Première Intifada

L’Intifada – « insurrection » ou « soulèvement » en arabe – avait éclaté à Gaza le 9 décembre 1987, déclenchée par un accident de circulation impliquant un camion israélien et une voiture palestinienne dans laquelle plusieurs personnes avaient trouvé la mort. Le mouvement, qui avait débuté par une grève générale à Gaza, s’était rapidement étendu à l’ensemble des Territoires Occupés palestiniens. Cet incident survenant quelques mois après le 20ème anniversaire de l’occupation israélienne avait mis en route un processus qui allait profondément transformer la société palestinienne.

Un élément essentiel en était la révolte de toute la jeunesse palestinienne qui n’avait jamais connu autre chose que l’occupation et qui avait assuré, au moins pendant les premières années du soulèvement, le leadership de ce vaste mouvement. Un autre élément important était le fait que la population palestinienne vivant sous l’occupation avait pris en main sa situation sans plus s’en remettre ni aux Etats arabes – comme elle l’avait fait jusque dans les années 60 – ni à l’OLP « extérieure » – comme elle le faisait depuis vingt ans -. A côté de l’aspect médiatique de la « révolte des pierres », l’Intifada était également une révolte fiscale et une nouvelle façon de vivre en recherchant au maximum l’autosuffisance économique.

L’ampleur de l’Intifada excéda celle des soulèvements précédents à bien des égards:  par sa durée de plus de quatre ans, son étendue à l’ensemble des Territoires Occupés, ses manifestations sous formes de rassemblements massifs, arrêts de travail généralisés, autogestion de la vie quotidienne et tentatives de désobéissance civile, ainsi que par ses participants, jeunes et aînés, réfugiés, ouvriers, paysans, commerçants et intellectuels, qui se rassemblèrent autour d’un mouvement uni et coordonné.

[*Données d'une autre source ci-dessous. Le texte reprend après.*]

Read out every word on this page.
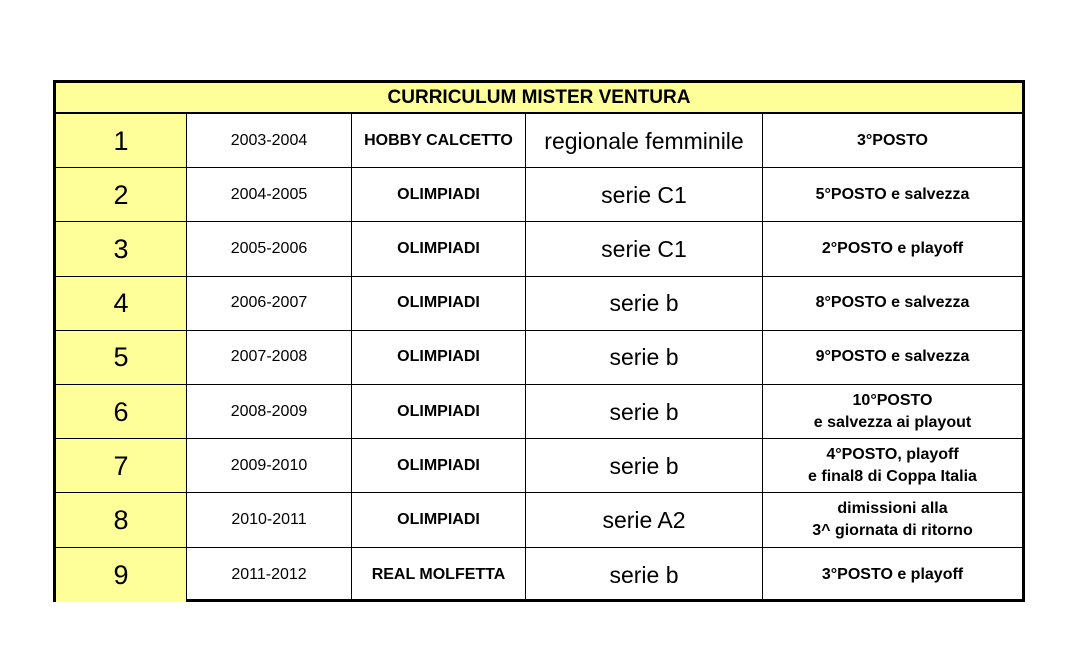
CURRICULUM MISTER VENTURA
1	2003-2004	HOBBY CALCETTO	regionale femminile	3°POSTO
2	2004-2005	OLIMPIADI	serie C1	5°POSTO e salvezza
3	2005-2006	OLIMPIADI	serie C1	2°POSTO e playoff
4	2006-2007	OLIMPIADI	serie b	8°POSTO e salvezza
5	2007-2008	OLIMPIADI	serie b	9°POSTO e salvezza
6	2008-2009	OLIMPIADI	serie b	10°POSTO
e salvezza ai playout
7	2009-2010	OLIMPIADI	serie b	4°POSTO, playoff
e final8 di Coppa Italia
8	2010-2011	OLIMPIADI	serie A2	dimissioni alla
3^ giornata di ritorno
9	2011-2012	REAL MOLFETTA	serie b	3°POSTO e playoff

Sur le plan international, l’Intifada et sa répression par les forces d’occupation avaient provoqué une véritable prise de conscience de la question palestinienne tant par la population israélienne elle-même que par la communauté mondiale. L’opinion publique à travers le monde entier avait été choquée par la supression violente par l’armée israélienne de la révolte non-armée, en contradiction manifeste avec la IVième Convention de Genève.

Elle avait également suscité d’importants changements dans l’OLP, amenant l’organisation à une position de compromis avec Israël, qui déboucha en 1988 sur la reconnaissance explicite de cet Etat par le Conseil National Palestinien (CNP), malgré une fin de non-recevoir opposée par le gouvernement Shamir-Pérès.

L’Intifada était le plus grand défi jamais adressé par les Palestiniens à Israël, qui exerca avec fort peu de résultats une répression très dure pour tenter d’y mettre fin. Malgré des milliers de morts et de blessés, des centaines de maisons dynamitées, la fermeture de tout le système d’enseignement et l’interdiction de cours alternatifs pendant deux ans, les couvre-feux prolongés, la mise en détention administrative de dizaines de milliers de personnes, l’armée israélienne ne put en venir à bout.

Etant donné que l’OLP avait entamé des négociations avec le gouvernement israélien en 1993 et qu’une Autorité Palestinienne (ANP) avait été mise en place dans les territoires palestiniens autonomes dans le cadre du « processus de paix d’Oslo », l’Intifada n’avait plus de raison d’être. Cependant, avec les retards continuels dans la mise en oeuvre des accords de paix, il existait un risque réel de voir l’Intifada réactivée, comme l’avait démontré l’explosion de violence qui embrasa les territoires palestiniens la dernière semaine de septembre 1996, et qui avait provoqué la mort de 69 Palestiniens, 14 Israéliens et 1 Egyptien. Les Accords d’Oslo finirent par se fracasser, à cause de la continuation de l’occupation et de l’expansion des colonies, ainsi que l’échec des négociations de Camp David en juillet 2000, débouchant sur l’éclatement de la deuxième Intifada, également connue sous le nom de Intifada Al-Aqsa, le 28 septembre 2000.